Normally, the copy in this space is devoted to you, readers. But this week, it's all about me.
That's because I am not capable at this moment of thinking about anything other than our family dog, Rosie. A few hours ago, we had to put Rosie down. She was just four months shy of her 17th birthday. She was a part of our family since Rosie, a stray, and I found each other when she was puppy.
Rosie was a mix between an English springer spaniel and a poodle. I guess that made her a springapoo.
I still remember the day Rosie and I met at the animal shelter in the Quad Cities in September 1996. For seven consecutive Friday afternoons, I had stopped in at the animal shelter in East Moline on my way home from work.
On that day, I walked in, and the attendant at the counter said, "I think we found the right dog for you, Mr. Jagler."
I knew the drill. We walked into the back room, and the woman released a dog from one of the cages. The puppy scampered over to me on the slippery cement floor, rolled over on her back and looked up at me with her tail wagging.
"How can you not take this one home?" the attendant said.

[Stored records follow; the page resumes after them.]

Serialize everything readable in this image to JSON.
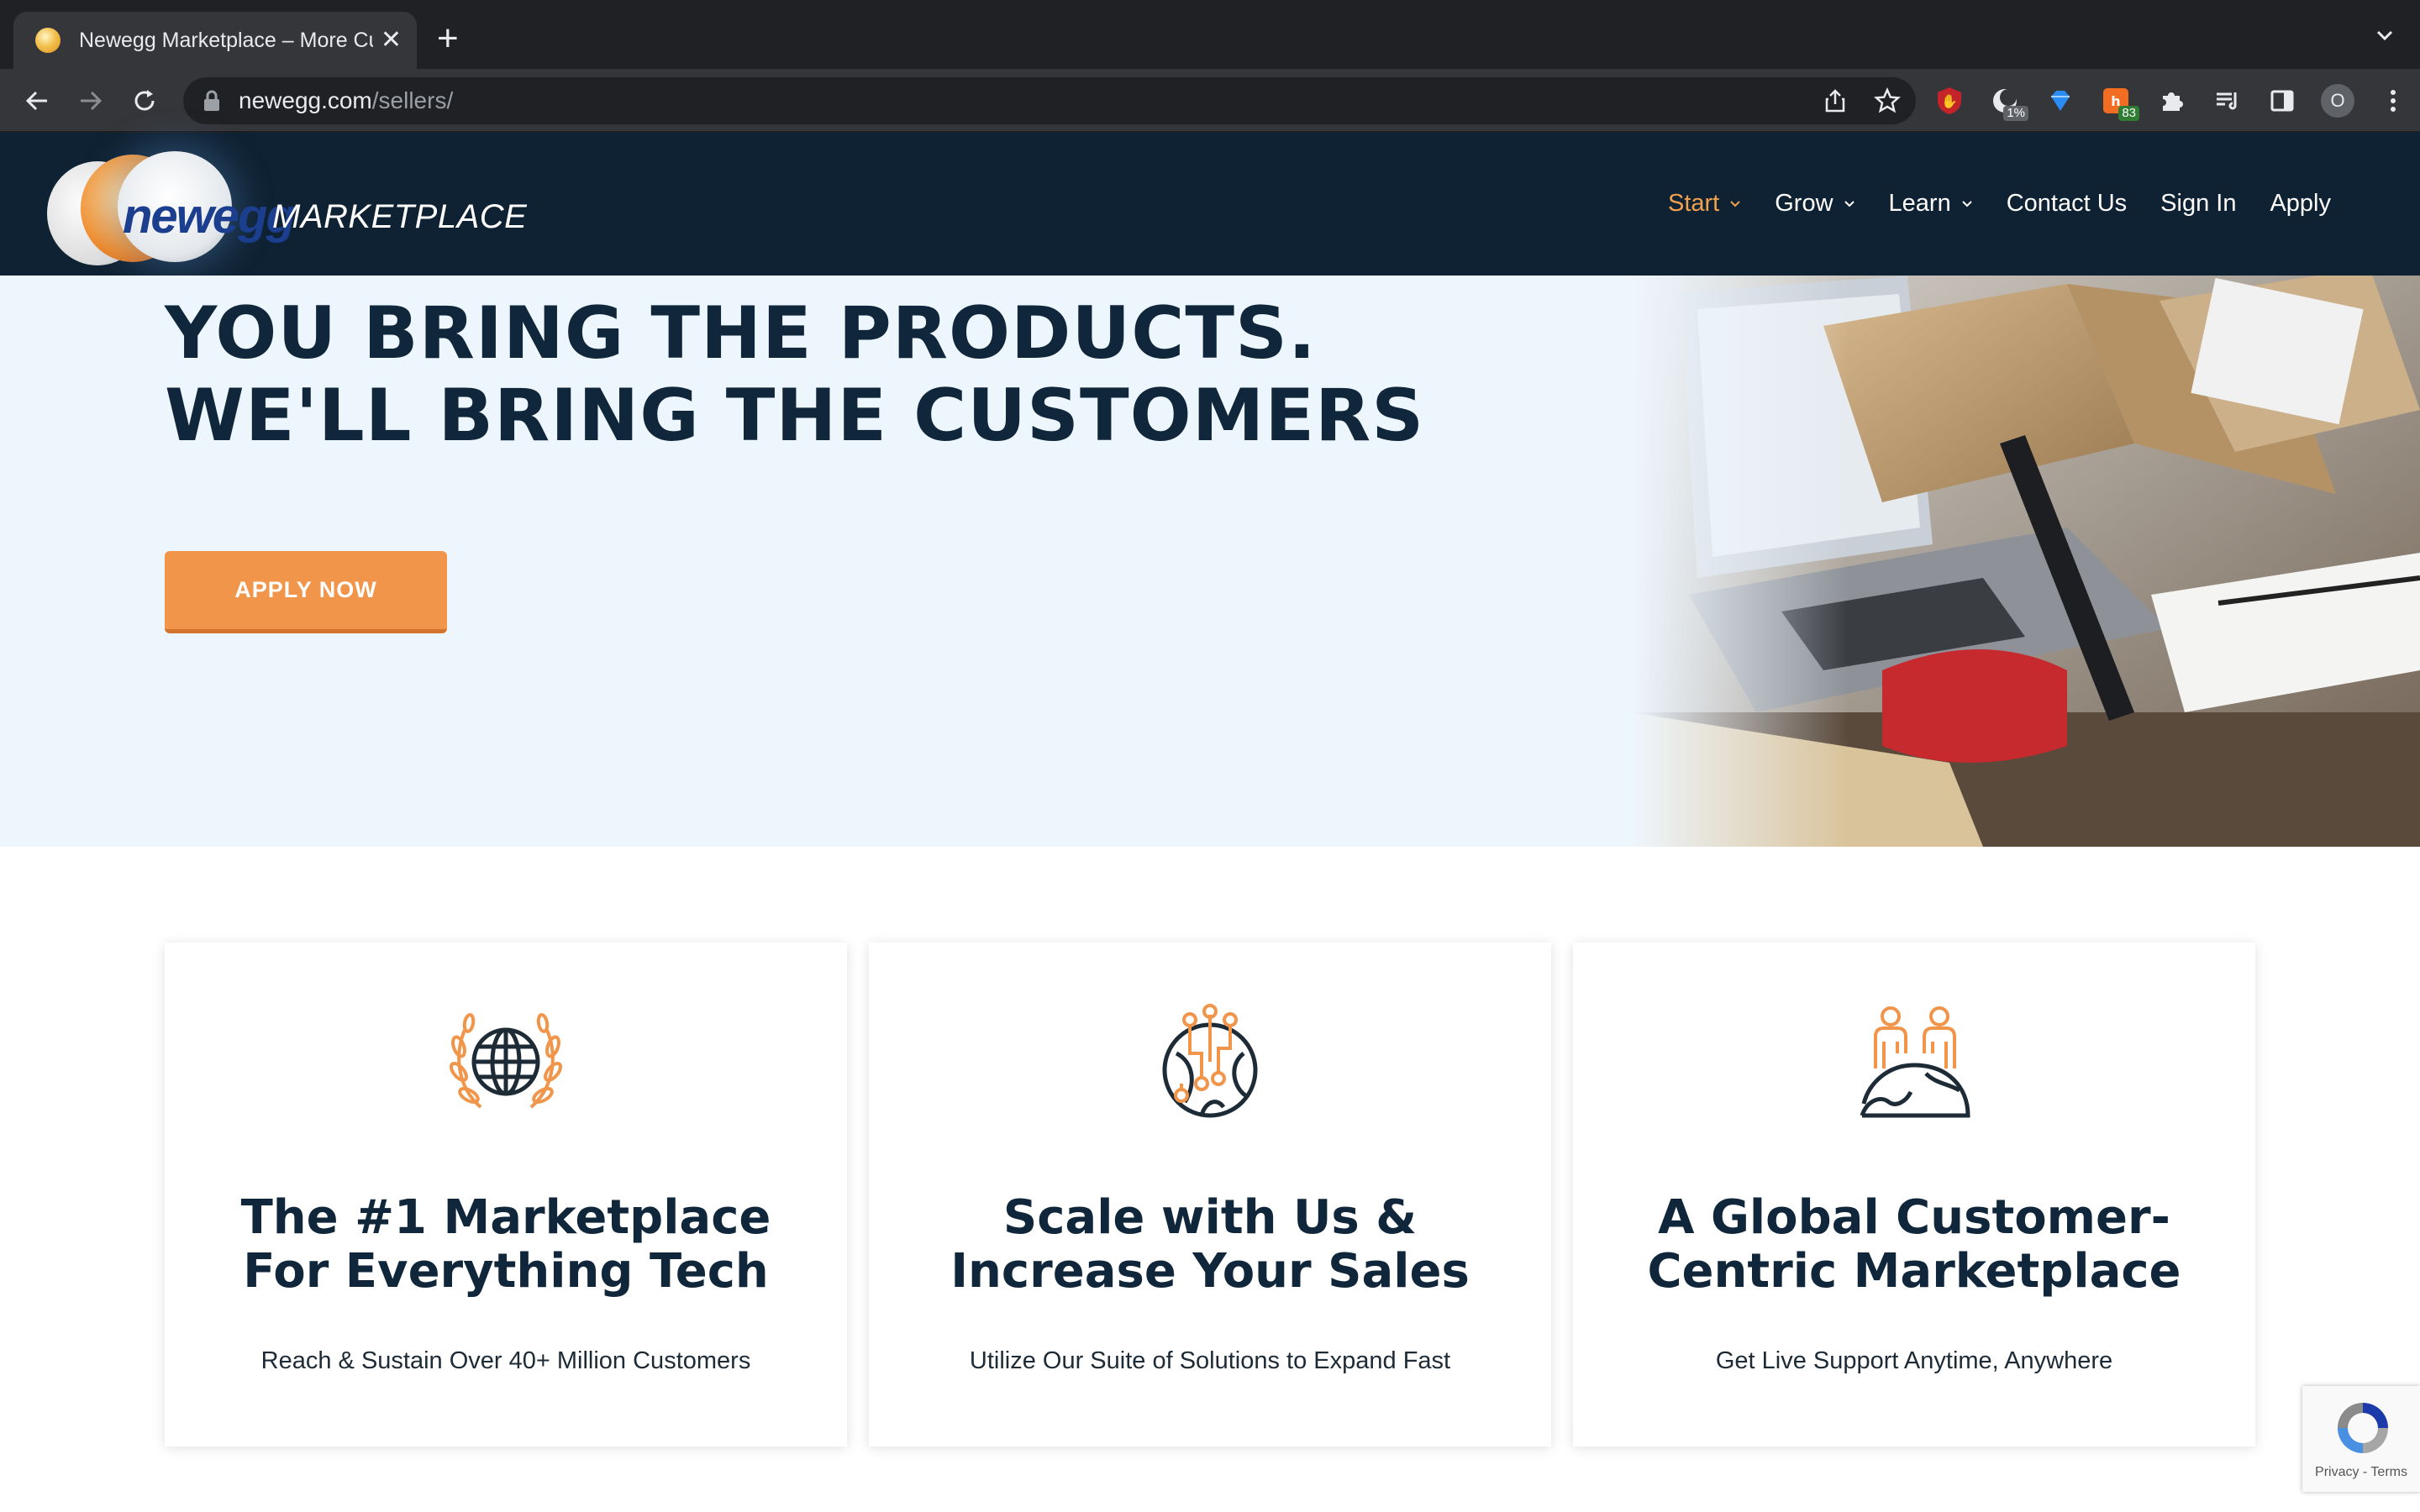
{
  "browser": {
    "tab_title": "Newegg Marketplace – More Customers",
    "url_host": "newegg.com",
    "url_path": "/sellers/",
    "extensions": [
      {
        "name": "ublock-icon",
        "badge": ""
      },
      {
        "name": "dark-reader-icon",
        "badge": "1%"
      },
      {
        "name": "diamond-icon",
        "badge": ""
      },
      {
        "name": "honey-icon",
        "badge": "83"
      },
      {
        "name": "puzzle-icon",
        "badge": ""
      },
      {
        "name": "reading-list-icon",
        "badge": ""
      },
      {
        "name": "side-panel-icon",
        "badge": ""
      }
    ],
    "profile_initial": "O"
  },
  "header": {
    "logo_word": "newegg",
    "logo_marketplace": "MARKETPLACE",
    "nav": [
      {
        "label": "Start",
        "dropdown": true,
        "active": true
      },
      {
        "label": "Grow",
        "dropdown": true,
        "active": false
      },
      {
        "label": "Learn",
        "dropdown": true,
        "active": false
      },
      {
        "label": "Contact Us",
        "dropdown": false,
        "active": false
      },
      {
        "label": "Sign In",
        "dropdown": false,
        "active": false
      },
      {
        "label": "Apply",
        "dropdown": false,
        "active": false
      }
    ]
  },
  "hero": {
    "headline_line1": "YOU BRING THE PRODUCTS.",
    "headline_line2": "WE'LL BRING THE CUSTOMERS",
    "cta_label": "APPLY NOW"
  },
  "cards": [
    {
      "icon": "globe-laurel-icon",
      "title_line1": "The #1 Marketplace",
      "title_line2": "For Everything Tech",
      "subtitle": "Reach & Sustain Over 40+ Million Customers"
    },
    {
      "icon": "network-globe-icon",
      "title_line1": "Scale with Us &",
      "title_line2": "Increase Your Sales",
      "subtitle": "Utilize Our Suite of Solutions to Expand Fast"
    },
    {
      "icon": "people-globe-icon",
      "title_line1": "A Global Customer-",
      "title_line2": "Centric Marketplace",
      "subtitle": "Get Live Support Anytime, Anywhere"
    }
  ],
  "recaptcha": {
    "links": "Privacy - Terms"
  },
  "colors": {
    "header_bg": "#0f2233",
    "accent": "#f0954a",
    "hero_bg": "#eef6fd",
    "heading": "#10263a"
  }
}
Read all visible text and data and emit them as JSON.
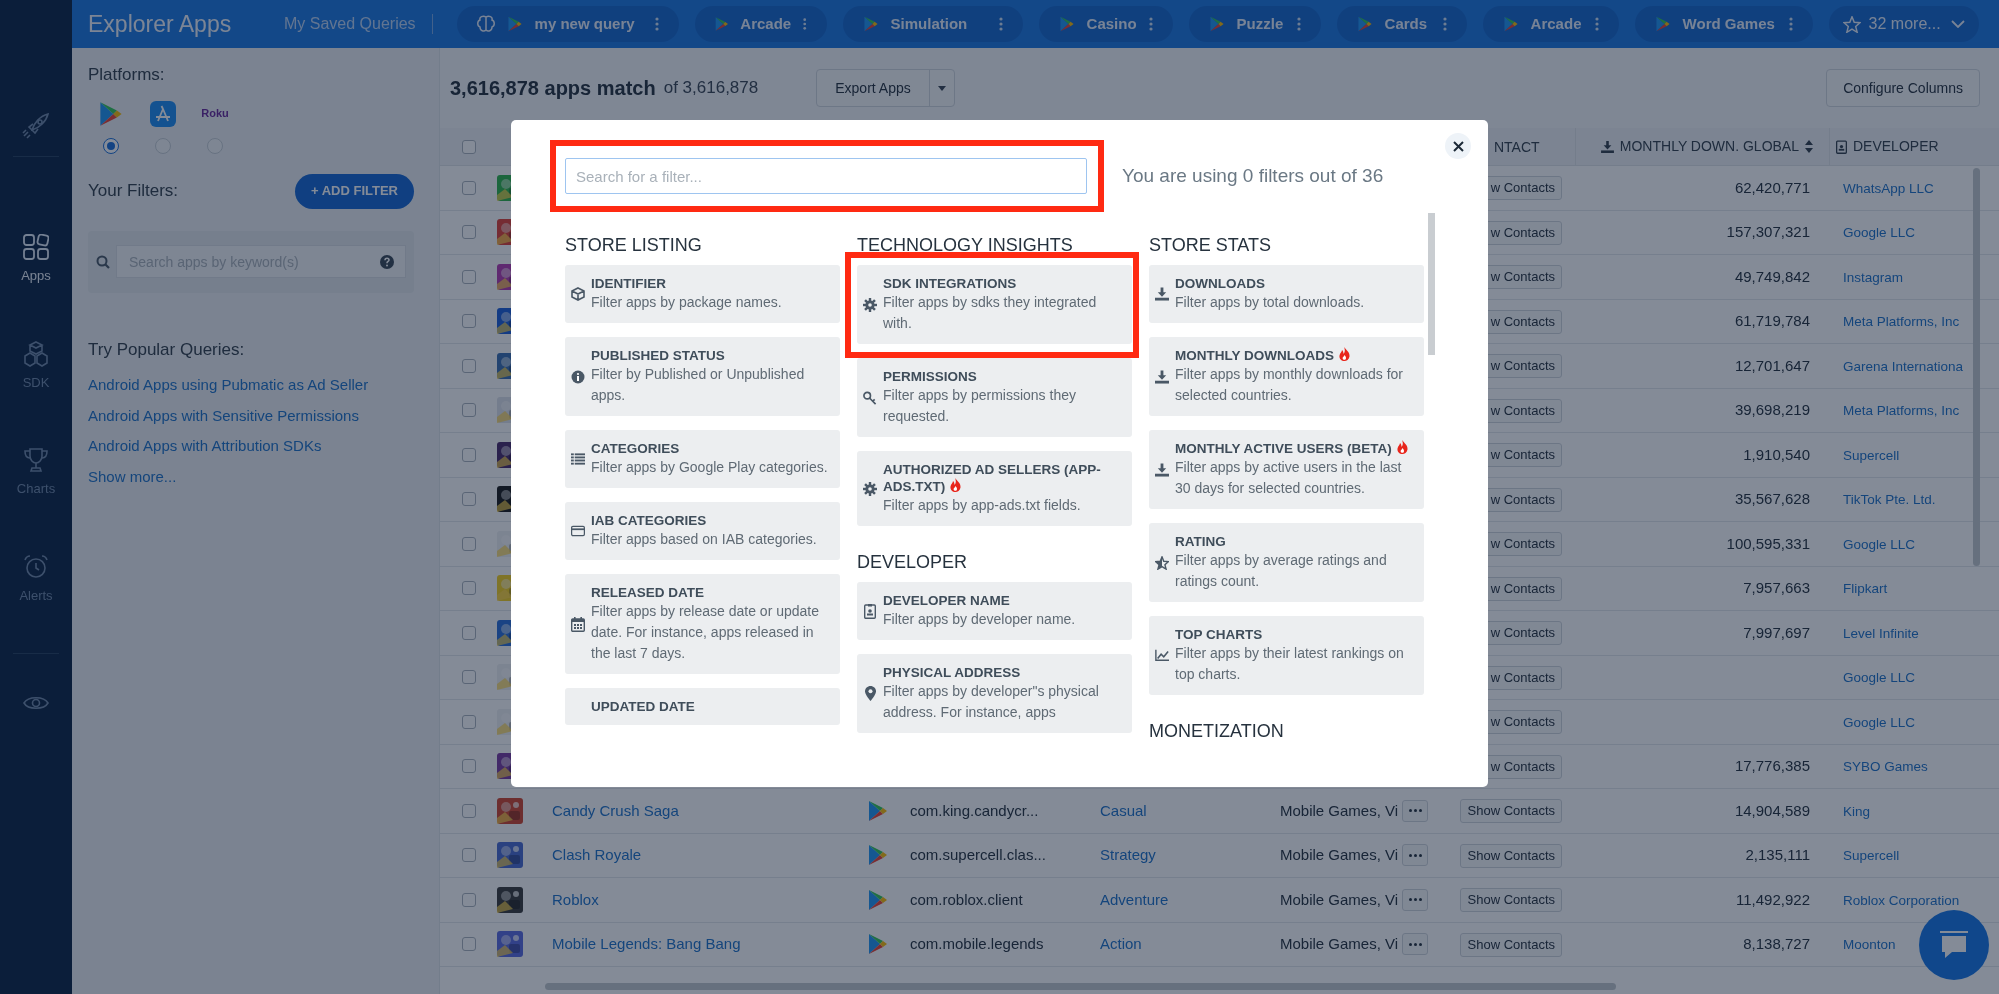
{
  "sidebar": {
    "items": [
      {
        "label": "Apps",
        "selected": true
      },
      {
        "label": "SDK",
        "selected": false
      },
      {
        "label": "Charts",
        "selected": false
      },
      {
        "label": "Alerts",
        "selected": false
      }
    ]
  },
  "top_bar": {
    "title": "Explorer Apps",
    "saved_queries_label": "My Saved Queries",
    "queries": [
      {
        "kind": "custom",
        "label": "my new query"
      },
      {
        "kind": "store",
        "label": "Arcade"
      },
      {
        "kind": "store",
        "label": "Simulation"
      },
      {
        "kind": "store",
        "label": "Casino"
      },
      {
        "kind": "store",
        "label": "Puzzle"
      },
      {
        "kind": "store",
        "label": "Cards"
      },
      {
        "kind": "store",
        "label": "Arcade"
      },
      {
        "kind": "store",
        "label": "Word Games"
      }
    ],
    "more_button": "32 more..."
  },
  "filters_panel": {
    "platforms_label": "Platforms:",
    "platforms": [
      {
        "kind": "google_play",
        "selected": true
      },
      {
        "kind": "app_store",
        "selected": false
      },
      {
        "kind": "roku",
        "label": "Roku",
        "selected": false
      }
    ],
    "your_filters_label": "Your Filters:",
    "add_filter_button": "+ ADD FILTER",
    "search_placeholder": "Search apps by keyword(s)",
    "popular_queries_label": "Try Popular Queries:",
    "popular_queries": [
      "Android Apps using Pubmatic as Ad Seller",
      "Android Apps with Sensitive Permissions",
      "Android Apps with Attribution SDKs"
    ],
    "show_more": "Show more..."
  },
  "results": {
    "count": "3,616,878 apps match",
    "total": "of 3,616,878",
    "export_button": "Export Apps",
    "configure_button": "Configure Columns"
  },
  "table": {
    "select_all_checked": false,
    "columns": [
      {
        "label": "NTACT"
      },
      {
        "label": "MONTHLY DOWN. GLOBAL"
      },
      {
        "label": "DEVELOPER"
      }
    ],
    "rows": [
      {
        "checked": false,
        "contacts": "w Contacts",
        "downloads": "62,420,771",
        "developer": "WhatsApp LLC"
      },
      {
        "checked": false,
        "contacts": "w Contacts",
        "downloads": "157,307,321",
        "developer": "Google LLC"
      },
      {
        "checked": false,
        "contacts": "w Contacts",
        "downloads": "49,749,842",
        "developer": "Instagram"
      },
      {
        "checked": false,
        "contacts": "w Contacts",
        "downloads": "61,719,784",
        "developer": "Meta Platforms, Inc"
      },
      {
        "checked": false,
        "contacts": "w Contacts",
        "downloads": "12,701,647",
        "developer": "Garena Internationa"
      },
      {
        "checked": false,
        "contacts": "w Contacts",
        "downloads": "39,698,219",
        "developer": "Meta Platforms, Inc"
      },
      {
        "checked": false,
        "contacts": "w Contacts",
        "downloads": "1,910,540",
        "developer": "Supercell"
      },
      {
        "checked": false,
        "contacts": "w Contacts",
        "downloads": "35,567,628",
        "developer": "TikTok Pte. Ltd."
      },
      {
        "checked": false,
        "contacts": "w Contacts",
        "downloads": "100,595,331",
        "developer": "Google LLC"
      },
      {
        "checked": false,
        "contacts": "w Contacts",
        "downloads": "7,957,663",
        "developer": "Flipkart"
      },
      {
        "checked": false,
        "contacts": "w Contacts",
        "downloads": "7,997,697",
        "developer": "Level Infinite"
      },
      {
        "checked": false,
        "contacts": "w Contacts",
        "developer": "Google LLC"
      },
      {
        "checked": false,
        "contacts": "w Contacts",
        "developer": "Google LLC"
      },
      {
        "checked": false,
        "contacts": "w Contacts",
        "downloads": "17,776,385",
        "developer": "SYBO Games"
      },
      {
        "checked": false,
        "name": "Candy Crush Saga",
        "package": "com.king.candycr...",
        "category": "Casual",
        "tags": "Mobile Games, Vi",
        "contacts": "Show Contacts",
        "downloads": "14,904,589",
        "developer": "King"
      },
      {
        "checked": false,
        "name": "Clash Royale",
        "package": "com.supercell.clas...",
        "category": "Strategy",
        "tags": "Mobile Games, Vi",
        "contacts": "Show Contacts",
        "downloads": "2,135,111",
        "developer": "Supercell"
      },
      {
        "checked": false,
        "name": "Roblox",
        "package": "com.roblox.client",
        "category": "Adventure",
        "tags": "Mobile Games, Vi",
        "contacts": "Show Contacts",
        "downloads": "11,492,922",
        "developer": "Roblox Corporation"
      },
      {
        "checked": false,
        "name": "Mobile Legends: Bang Bang",
        "package": "com.mobile.legends",
        "category": "Action",
        "tags": "Mobile Games, Vi",
        "contacts": "Show Contacts",
        "downloads": "8,138,727",
        "developer": "Moonton"
      }
    ]
  },
  "modal": {
    "search": {
      "placeholder": "Search for a filter...",
      "highlighted": true
    },
    "usage": "You are using 0 filters out of 36",
    "columns": [
      {
        "sections": [
          {
            "title": "STORE LISTING",
            "cards": [
              {
                "title": "IDENTIFIER",
                "description": "Filter apps by package names.",
                "hot": false,
                "highlighted": false
              },
              {
                "title": "PUBLISHED STATUS",
                "description": "Filter by Published or Unpublished apps.",
                "hot": false,
                "highlighted": false
              },
              {
                "title": "CATEGORIES",
                "description": "Filter apps by Google Play categories.",
                "hot": false,
                "highlighted": false
              },
              {
                "title": "IAB CATEGORIES",
                "description": "Filter apps based on IAB categories.",
                "hot": false,
                "highlighted": false
              },
              {
                "title": "RELEASED DATE",
                "description": "Filter apps by release date or update date. For instance, apps released in the last 7 days.",
                "hot": false,
                "highlighted": false
              },
              {
                "title": "UPDATED DATE",
                "hot": false,
                "highlighted": false
              }
            ]
          }
        ]
      },
      {
        "sections": [
          {
            "title": "TECHNOLOGY INSIGHTS",
            "cards": [
              {
                "title": "SDK INTEGRATIONS",
                "description": "Filter apps by sdks they integrated with.",
                "hot": false,
                "highlighted": true
              },
              {
                "title": "PERMISSIONS",
                "description": "Filter apps by permissions they requested.",
                "hot": false,
                "highlighted": false
              },
              {
                "title": "AUTHORIZED AD SELLERS (APP-ADS.TXT)",
                "description": "Filter apps by app-ads.txt fields.",
                "hot": true,
                "highlighted": false
              }
            ]
          },
          {
            "title": "DEVELOPER",
            "cards": [
              {
                "title": "DEVELOPER NAME",
                "description": "Filter apps by developer name.",
                "hot": false,
                "highlighted": false
              },
              {
                "title": "PHYSICAL ADDRESS",
                "description": "Filter apps by developer\"s physical address. For instance, apps",
                "hot": false,
                "highlighted": false
              }
            ]
          }
        ]
      },
      {
        "sections": [
          {
            "title": "STORE STATS",
            "cards": [
              {
                "title": "DOWNLOADS",
                "description": "Filter apps by total downloads.",
                "hot": false,
                "highlighted": false
              },
              {
                "title": "MONTHLY DOWNLOADS",
                "description": "Filter apps by monthly downloads for selected countries.",
                "hot": true,
                "highlighted": false
              },
              {
                "title": "MONTHLY ACTIVE USERS (BETA)",
                "description": "Filter apps by active users in the last 30 days for selected countries.",
                "hot": true,
                "highlighted": false
              },
              {
                "title": "RATING",
                "description": "Filter apps by average ratings and ratings count.",
                "hot": false,
                "highlighted": false
              },
              {
                "title": "TOP CHARTS",
                "description": "Filter apps by their latest rankings on top charts.",
                "hot": false,
                "highlighted": false
              }
            ]
          },
          {
            "title": "MONETIZATION"
          }
        ]
      }
    ]
  }
}
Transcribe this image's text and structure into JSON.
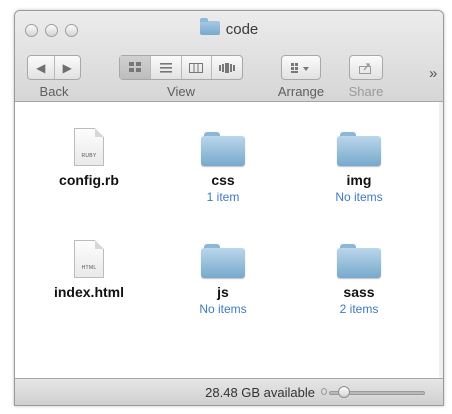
{
  "window": {
    "title": "code"
  },
  "toolbar": {
    "back_label": "Back",
    "view_label": "View",
    "arrange_label": "Arrange",
    "share_label": "Share",
    "more_glyph": "»",
    "back_glyph": "◀",
    "forward_glyph": "▶"
  },
  "items": [
    {
      "name": "config.rb",
      "sub": "",
      "type": "file",
      "tag": "RUBY"
    },
    {
      "name": "css",
      "sub": "1 item",
      "type": "folder"
    },
    {
      "name": "img",
      "sub": "No items",
      "type": "folder"
    },
    {
      "name": "index.html",
      "sub": "",
      "type": "file",
      "tag": "HTML"
    },
    {
      "name": "js",
      "sub": "No items",
      "type": "folder"
    },
    {
      "name": "sass",
      "sub": "2 items",
      "type": "folder"
    }
  ],
  "status": {
    "available": "28.48 GB available",
    "icon_size_level": 0.12
  },
  "colors": {
    "accent": "#3d7ac0",
    "folder": "#8db7d6"
  }
}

The next day, we picked up the dog, and she promptly curled up and fell asleep between our two young sons in the middle seat of my late father's minivan. We named her Rosie, as in Springsteen's Rosalita of musical fame.
In those early years, Rosie was my shadow. She never needed a leash or a tether. She never left my side. I'd ask her if she wanted to "romp and snoop" in the backyard, and she'd make a beeline for the back door.
Rosie began having periodic epileptic seizures and became quite territorial. This is quite common among springers. She did not respond well to strangers, and our close friends often found that amusing.
But Rosie mellowed with age and developed an absolute obsession for my wife, Kristi. In turn, my wife developed quite a fondness for "schnoodling with a poodle" on a lazy Sunday afternoon. I often joked that if Rosie was a comic book character, the words in the bubble caption atop her would say, "I go by Mom." Can't blame Rosie for having such good taste in humans.
But it was time. Over the past two months, Rosie was in congestive heart failure, she was blind and deaf, and she had doggie Alzheimer's, which caused her to pace incessantly all night long, bumping into furniture and walls.
I held her tightly while the veterinarian did his thing with the hypodermic needle today. My tears fell upon her as she took her last breath.
Rosie was a blessing for my family and me. My boys can barely remember life without her. Rosie made me a better father. A better husband. A better son. A better brother. A better co-worker. A better leader. A better human being.
There's an old country song by Tom T. Hall about an old man who reflects that three of the finer things in life are "Old Dogs, Children and Watermelon Wine." I've never tried the latter. But I certainly can vouch for the first two.
Rosalita is dancing a little lighter tonight. Farewell, sweet Rosie. Your love and your loyalty are two of the greatest gifts in my life.
olderwiser | Sept. 19, 2012 at 11:08 a.m. (report)
Wonderful tribute to Rosie and anyone who has had the pleasure of living with and the pain of saying farewell to a loyal pet. As I can relate, my profile pic has remained as is since 2009. Genuinely supportive thoughts are with you.
Steve, I'm sorry for your family's loss. We have to make the same decision in the next week (hopefully two) with our labrador Kylie. Her mind and heart are still strong but her legs can hardly hold her up. I know it's time but it's so hard to let her go.
What a touching story about your beloved Rosie. (Great namesake too!) I hope you will find comfort in knowing she is no longer suffering and that you gave her a wonderful home and the opportunity for the long life she had in your family. RIP Rosie!
Molly | Sept. 18, 2012 at 8:36 p.m. (report)
Sorry for your loss, Steve. I was there, 4 years ago. Those four-legged folk really have a way of burrowing into yer heart.